Dari keterangan kepolisian,  Polda Sulteng telah mengamankan sebanyak 29 oknum yang terdiri dari 28 mahasiswa dan 1 orang masyarakat umum.

26 orang diberikan pertolongan di Rumah Sakit Bhayangkara, baik yang terkena lemparan atau gas air mata. 26 orang yang luka itu, terdiri dari 10 personel Polri, 11 mahasiswa dan 5 masyarakat umum. Di lapangan ditemukan satu unit motor Kawasaki kepolisian hangus dibakar massa.

Mahasiswa dan pihak kepolisian, duduk bersama merundingkan langkah yang akan dilakukan setelah bentrokan pada peristiwa unjuk rasa menolak UU Omnibus Law di Kota Palu, Kamis (10/8). [Foto Barnabas Loinang/ Luwuk Post]
Mahasiswa dan pihak kepolisian, duduk bersama merundingkan langkah yang akan dilakukan setelah bentrokan pada peristiwa unjuk rasa menolak UU Omnibus Law di Kota Palu, Kamis (10/8). [Foto Barnabas Loinang/ Luwuk Post]
26 Terluka, 1 Motor Dibakar

Polda Sulawesi Tengah (Sulteng) mengawal dan mengamankan kegiatan penyampaian aspirasi mahasiswa, terkait penolakan UU Omnibus Law di Jalan Samratulangi Palu, Kamis (8/10).

Massa aksi yang semula menyampaikan aspirasinya secara damai, telah disusupi oleh oknum yang memprovokasi.
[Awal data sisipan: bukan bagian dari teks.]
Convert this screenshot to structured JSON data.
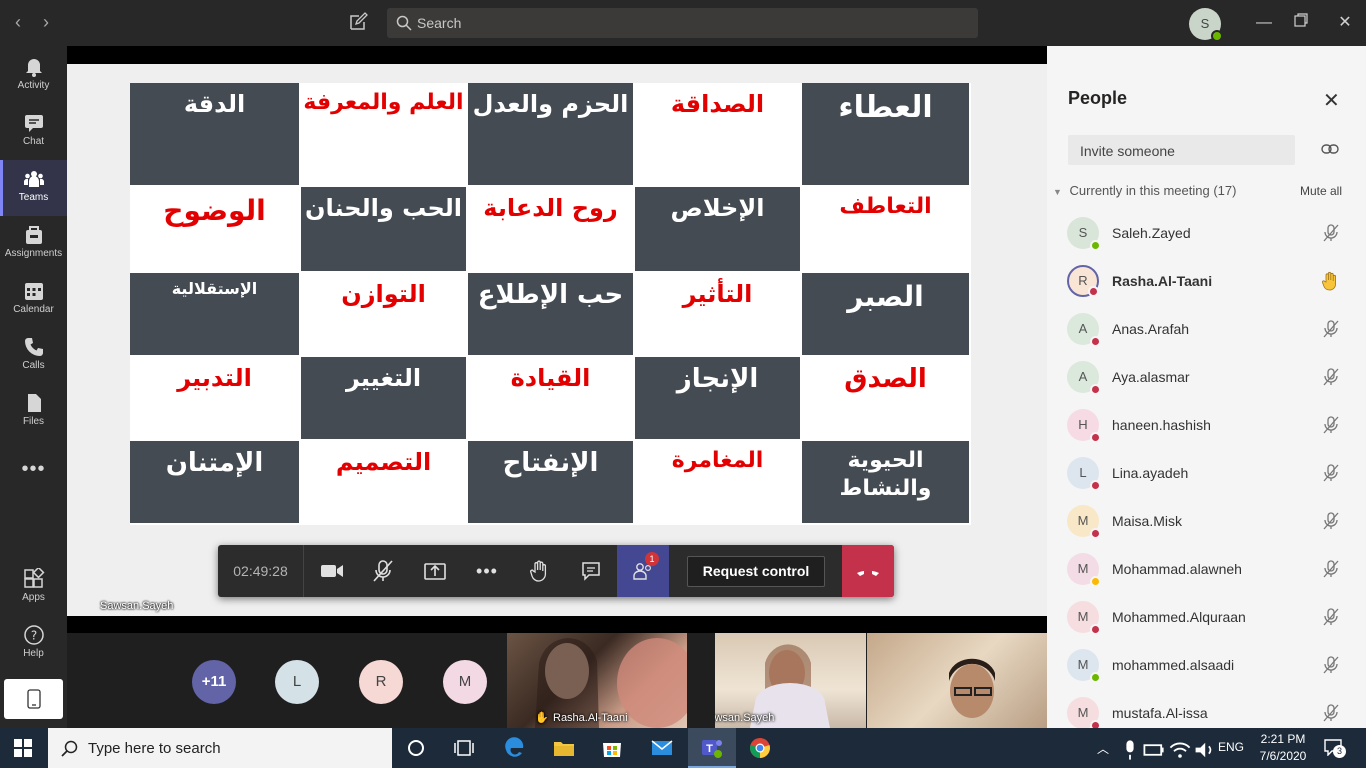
{
  "titlebar": {
    "search_placeholder": "Search",
    "user_initial": "S"
  },
  "rail": {
    "items": [
      {
        "label": "Activity",
        "icon": "bell-icon"
      },
      {
        "label": "Chat",
        "icon": "chat-icon"
      },
      {
        "label": "Teams",
        "icon": "teams-icon"
      },
      {
        "label": "Assignments",
        "icon": "assignments-icon"
      },
      {
        "label": "Calendar",
        "icon": "calendar-icon"
      },
      {
        "label": "Calls",
        "icon": "phone-icon"
      },
      {
        "label": "Files",
        "icon": "file-icon"
      },
      {
        "label": "Apps",
        "icon": "apps-icon"
      },
      {
        "label": "Help",
        "icon": "help-icon"
      }
    ]
  },
  "slide": {
    "cells": [
      [
        "الدقة",
        "العلم والمعرفة",
        "الحزم والعدل",
        "الصداقة",
        "العطاء"
      ],
      [
        "الوضوح",
        "الحب والحنان",
        "روح الدعابة",
        "الإخلاص",
        "التعاطف"
      ],
      [
        "الإستقلالية",
        "التوازن",
        "حب الإطلاع",
        "التأثير",
        "الصبر"
      ],
      [
        "التدبير",
        "التغيير",
        "القيادة",
        "الإنجاز",
        "الصدق"
      ],
      [
        "الإمتنان",
        "التصميم",
        "الإنفتاح",
        "المغامرة",
        "الحيوية والنشاط"
      ]
    ],
    "presenter_label": "Sawsan.Sayeh"
  },
  "callbar": {
    "timer": "02:49:28",
    "people_badge": "1",
    "request_control": "Request control"
  },
  "strip": {
    "overflow": "+11",
    "avatars": [
      "L",
      "R",
      "M"
    ],
    "videos": [
      {
        "name": "Rasha.Al-Taani",
        "hand": "✋"
      },
      {
        "name": "Sawsan.Sayeh"
      },
      {
        "name": ""
      }
    ]
  },
  "panel": {
    "title": "People",
    "invite_placeholder": "Invite someone",
    "section": "Currently in this meeting (17)",
    "mute_all": "Mute all",
    "participants": [
      {
        "initial": "S",
        "name": "Saleh.Zayed",
        "status": "available",
        "bold": false
      },
      {
        "initial": "R",
        "name": "Rasha.Al-Taani",
        "status": "busy",
        "bold": true,
        "hand": true
      },
      {
        "initial": "A",
        "name": "Anas.Arafah",
        "status": "busy",
        "bold": false
      },
      {
        "initial": "A",
        "name": "Aya.alasmar",
        "status": "busy",
        "bold": false
      },
      {
        "initial": "H",
        "name": "haneen.hashish",
        "status": "busy",
        "bold": false
      },
      {
        "initial": "L",
        "name": "Lina.ayadeh",
        "status": "busy",
        "bold": false
      },
      {
        "initial": "M",
        "name": "Maisa.Misk",
        "status": "busy",
        "bold": false
      },
      {
        "initial": "M",
        "name": "Mohammad.alawneh",
        "status": "away",
        "bold": false
      },
      {
        "initial": "M",
        "name": "Mohammed.Alquraan",
        "status": "busy",
        "bold": false
      },
      {
        "initial": "M",
        "name": "mohammed.alsaadi",
        "status": "available",
        "bold": false
      },
      {
        "initial": "M",
        "name": "mustafa.Al-issa",
        "status": "busy",
        "bold": false
      }
    ]
  },
  "taskbar": {
    "search_placeholder": "Type here to search",
    "language": "ENG",
    "time": "2:21 PM",
    "date": "7/6/2020",
    "notifications": "3"
  },
  "colors": {
    "dark_cell": "#444b52",
    "red_text": "#e30000",
    "teams_accent": "#444791",
    "hangup": "#c4314b"
  }
}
Aksi berakhir dengan kericuhan, petugas kepolisian yang berjaga mulai dihujani dengan lemparan batu dan petasan.

Kabid Humas Polda Sulteng, Kombes Pol Didik Supranoto, mengatakan, petugas pengendali massa yang berupaya membubarkan massa aksi dengan imbauan untuk tidak anarkis, akhirnya meningkat dengan melakukan penyemprotan air menggunakan mobil water canon, dan menembakkan gas air mata.
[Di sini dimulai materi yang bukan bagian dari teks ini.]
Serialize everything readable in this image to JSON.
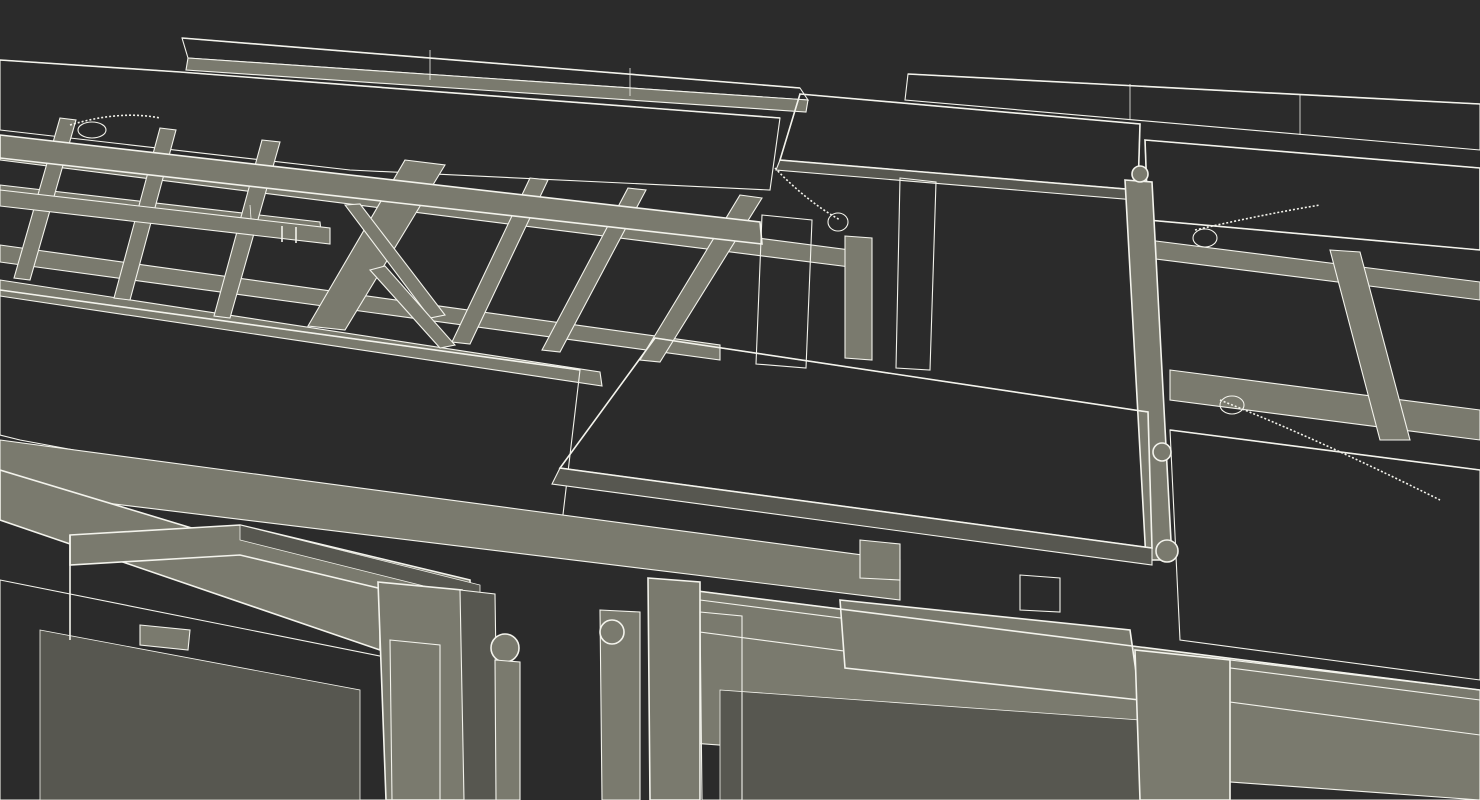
{
  "scene": {
    "colors": {
      "background": "#2b2b2b",
      "mesh_surface": "#7a7a6e",
      "mesh_shadow": "#575750",
      "wireframe": "#f3f3ec",
      "perforation": "#141414"
    }
  }
}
“Penyampaian pendapat di muka umum diatur oleh undang-undang, tetapi harus dilakukan secara damai. Massa yang sebagian besar menempuh jenjang pendidikan tinggi sangat disayangkan mudah terprovokasi dan berbuat anarkis,” kata Didik.

Setidaknya Polda Sulteng telah mengamankan sebanyak 29 oknum, yang terdiri dari 28 mahasiswa dan 1 orang masyarakat umum. 26 orang diberikan pertolongan di Rumah sakit Bhayangkara, baik yang terkena lemparan atau gas air mata. 26 orang tersebut, terdiri dari 10 personel Polri, 11 mahasiswa, dan 5 masyarakat umum.
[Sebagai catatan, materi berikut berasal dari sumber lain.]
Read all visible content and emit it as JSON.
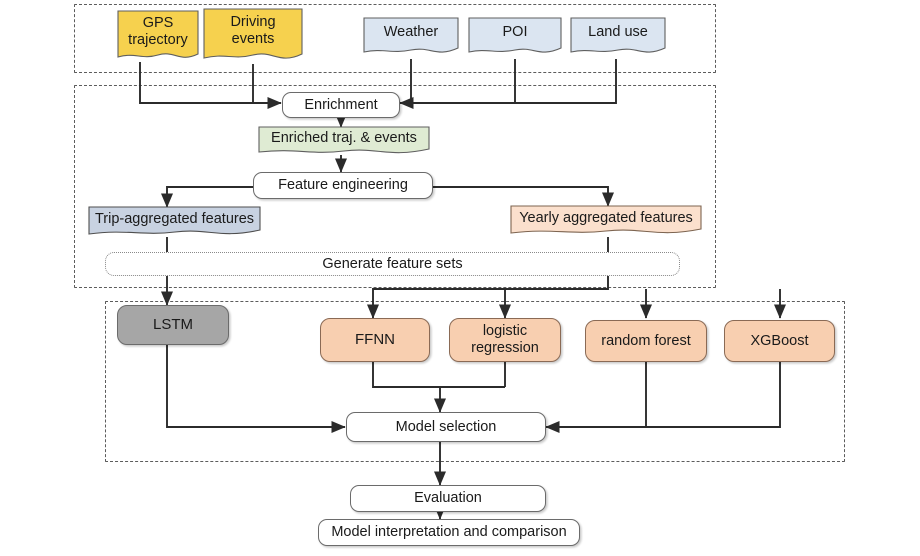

Di lapangan juga ditemukan motor kepolisian hangus dibakar massa. “Mereka yang diamankan saat ini masih dalam pemeriksaan penyidik Ditreskrimum Polda Sulteng, untuk mengetahui peran masing-masing. Perkembangan akan disampaikan kembali,” kata Didik.

Sementara itu, bentrokan terjadi lagi sekitar pukul 16.00 Wita, di depan gedung DPRD Sulteng. Dikabarkan mahasiswa dan wartawan mengalami luka-luka akibat dipentung polisi.

Dari laporan yang diterima Luwuk Post, sedikitnya dua wartawan, salah satunya perempuan terkena pentungan polisi. Kasus pemukulan ke wartawan, sudah dilapor ke Propam Polda Sulteng.

Keadaan kembali chaos, karena mahasiswa di dalam gedung gagal mediasi dengan anggota DPRD Sulteng. Massa yang di luar gedung, mulai tidak sabar, dan begitu juga aparat keamanan yang memakai pelindung diri, mulai menggebuk mahasiswa yang berbuat onar.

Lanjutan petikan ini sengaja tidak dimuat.